If $f$ is an even function defined on the interval $[-5,5]$, then the real values of $x$ satisfying the equation $f\left(x\right)=f\left(\frac{x+1}{x+2}\right)$ are

• A. $\frac{-1\pm \sqrt{5}}{2}$
• B. $\frac{-3\pm \sqrt{5}}{2}$
• C. $\frac{-2\pm \sqrt{5}}{2}$
• D. non of these

Answer 1

Answer: (A), (B)

$\frac{-1\pm \sqrt{5}}{2}$
$\frac{-3\pm \sqrt{5}}{2}$

Since $f\left(x\right)=f\left(\frac{x+1}{x+2}\right)\Rightarrow x=\frac{x+1}{x+2}$

$\Rightarrow x^2+x-1=0\Rightarrow x=\frac{-1\pm \sqrt{5}}{2}$ ...(1)

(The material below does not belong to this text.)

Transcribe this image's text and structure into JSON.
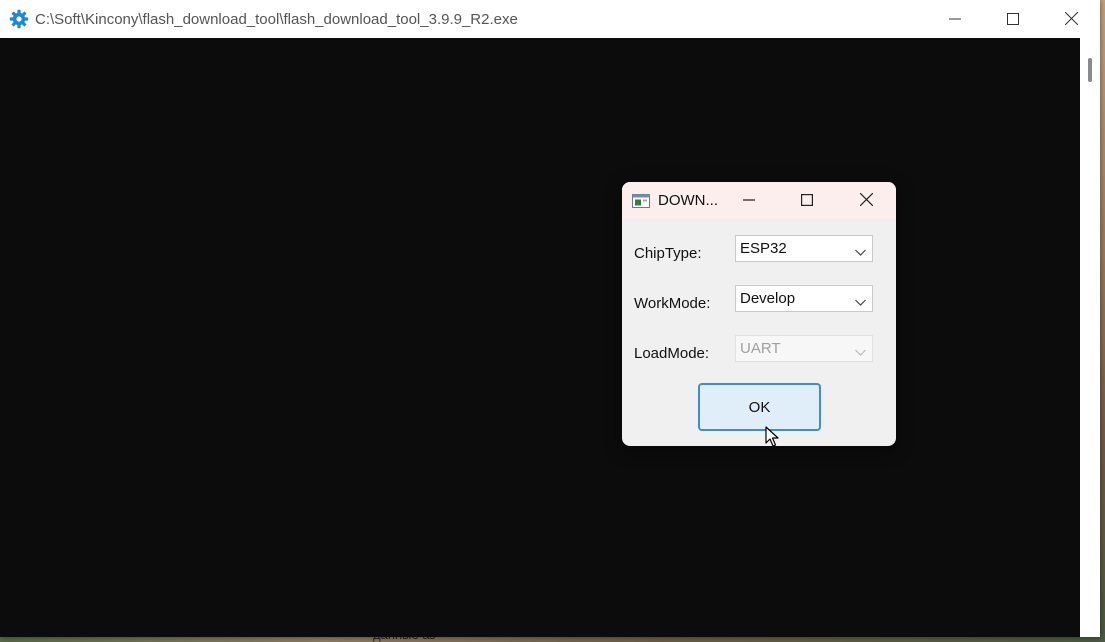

Since $f\left(x\right)$ ia an even function defined on $[-5,5]$

$\therefore f(-x)=f\left(x\right),\forall x\in [-5,5]$

$\Rightarrow x=-\left(\frac{x+1}{x+2}\right)\Rightarrow x^2+3x+1=0$

$\Rightarrow x=\frac{-3\pm \sqrt{5}}{2}$ ...(2)

From (1) and (2), the values of $x$ are

$\frac{-1\pm \sqrt{5}}{2}$ and $\frac{-3\pm \sqrt{5}}{2}$